Evaluating Dependently Typed Programming in AGDA (Verity)
On the one hand, AGDA is a dependently typed functional programming language, which owes much of its design to popular mainstream strongly typed languages such as ML and Haskell. On the other, AGDA is a proof assistant in which users may formulate mathematical propositions and construct machine verified proofs.
In the past dependently typed languages have mainly been used to construct formal mathematical proofs. For example the Coq language language has even been used (by Georges Gonthiers of Microsoft Research) to provide a completely machine checked proof of the infamous four colour theorem. Consequently, they have tended to be designed with the needs of mathematicians rather than programmers in mind. The AGDA designers, however, have consciously taken a different approach and have designed their language to meet the needs of functional programmers first and foremost. As such, it is claimed that AGDA provides a more comfortable and flexible environment for the development of formally verified programs.
Now this is an important claim, since formal program verification is known to be a very difficult art to master while being a vitally important component of mission critical applications development. After all, who wants to live next to a nuclear reactor whose software has not been engineered to the very highest standard or trust their life to an aircraft whose fly-by-wire systems have not undergone the most rigorous formal analysis?
We would like to examine the extent to which AGDA lives up to its design goals. In particular, we propose to put AGDA through its paces by using it to develop some simple verified software examples drawn from a range of different application areas.
The outcome of such a project would be a fully documented and verified piece of example software written in AGDA. Beyond the development of this code, you will be required to document your expected outcomes, comment fully upon any engineering decisions you made or pitfalls you may have encountered and describe the extent to which your code met your initial expectations. Examples of the kinds of example developments that we are thinking of may be found at http://web.student.chalmers.se/groups/datx02-dtp and at http://web.student.chalmers.se/~stevan/types.
If you would like to find out more about AGDA itself before picking this project, you might like to download its implementation from http://wiki.portal.chalmers.se/agda/pmwiki.php?n=Main.HomePage and have a go at working through a little of Ulf Norell's tutorial at http://www.cse.chalmers.se/~ulfn/papers/afp08/tutorial.pdf.
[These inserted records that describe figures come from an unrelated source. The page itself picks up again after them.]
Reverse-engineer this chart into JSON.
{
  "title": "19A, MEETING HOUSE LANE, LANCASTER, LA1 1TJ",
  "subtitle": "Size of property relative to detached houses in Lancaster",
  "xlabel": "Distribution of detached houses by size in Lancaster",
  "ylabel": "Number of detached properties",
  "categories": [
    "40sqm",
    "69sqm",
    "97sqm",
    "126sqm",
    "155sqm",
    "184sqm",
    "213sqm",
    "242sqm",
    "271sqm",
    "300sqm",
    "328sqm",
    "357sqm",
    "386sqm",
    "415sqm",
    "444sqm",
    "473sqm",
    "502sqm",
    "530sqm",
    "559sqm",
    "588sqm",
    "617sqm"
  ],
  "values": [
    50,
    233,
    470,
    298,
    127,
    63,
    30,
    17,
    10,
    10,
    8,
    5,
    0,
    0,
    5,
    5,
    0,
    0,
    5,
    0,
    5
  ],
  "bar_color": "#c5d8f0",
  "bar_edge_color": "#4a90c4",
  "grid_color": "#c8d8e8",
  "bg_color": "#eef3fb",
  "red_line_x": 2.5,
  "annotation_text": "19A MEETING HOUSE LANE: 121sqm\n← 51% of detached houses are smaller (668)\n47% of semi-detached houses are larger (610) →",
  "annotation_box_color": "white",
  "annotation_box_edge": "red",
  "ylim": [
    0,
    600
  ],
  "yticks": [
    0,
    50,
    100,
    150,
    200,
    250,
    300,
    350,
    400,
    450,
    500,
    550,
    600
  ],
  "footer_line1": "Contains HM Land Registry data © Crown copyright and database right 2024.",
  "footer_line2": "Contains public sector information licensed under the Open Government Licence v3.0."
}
Implementing Functional Programming Languages
Quantify the benefits of maximal letrec sharing (Roberts)
Maximal sharing in letrec expressions (video) claims to be able to "speed up execution". While we don't doubt this claim at all, compiler optimisations are routinely exposed to real world benchmark suites to help quantify the extent to which they are effective and in what types of programs they are most effective. In this project the student will implement maximal letrec sharing in the dgen compiler and run standard benchmark programs to generate just this kind of quantitative data.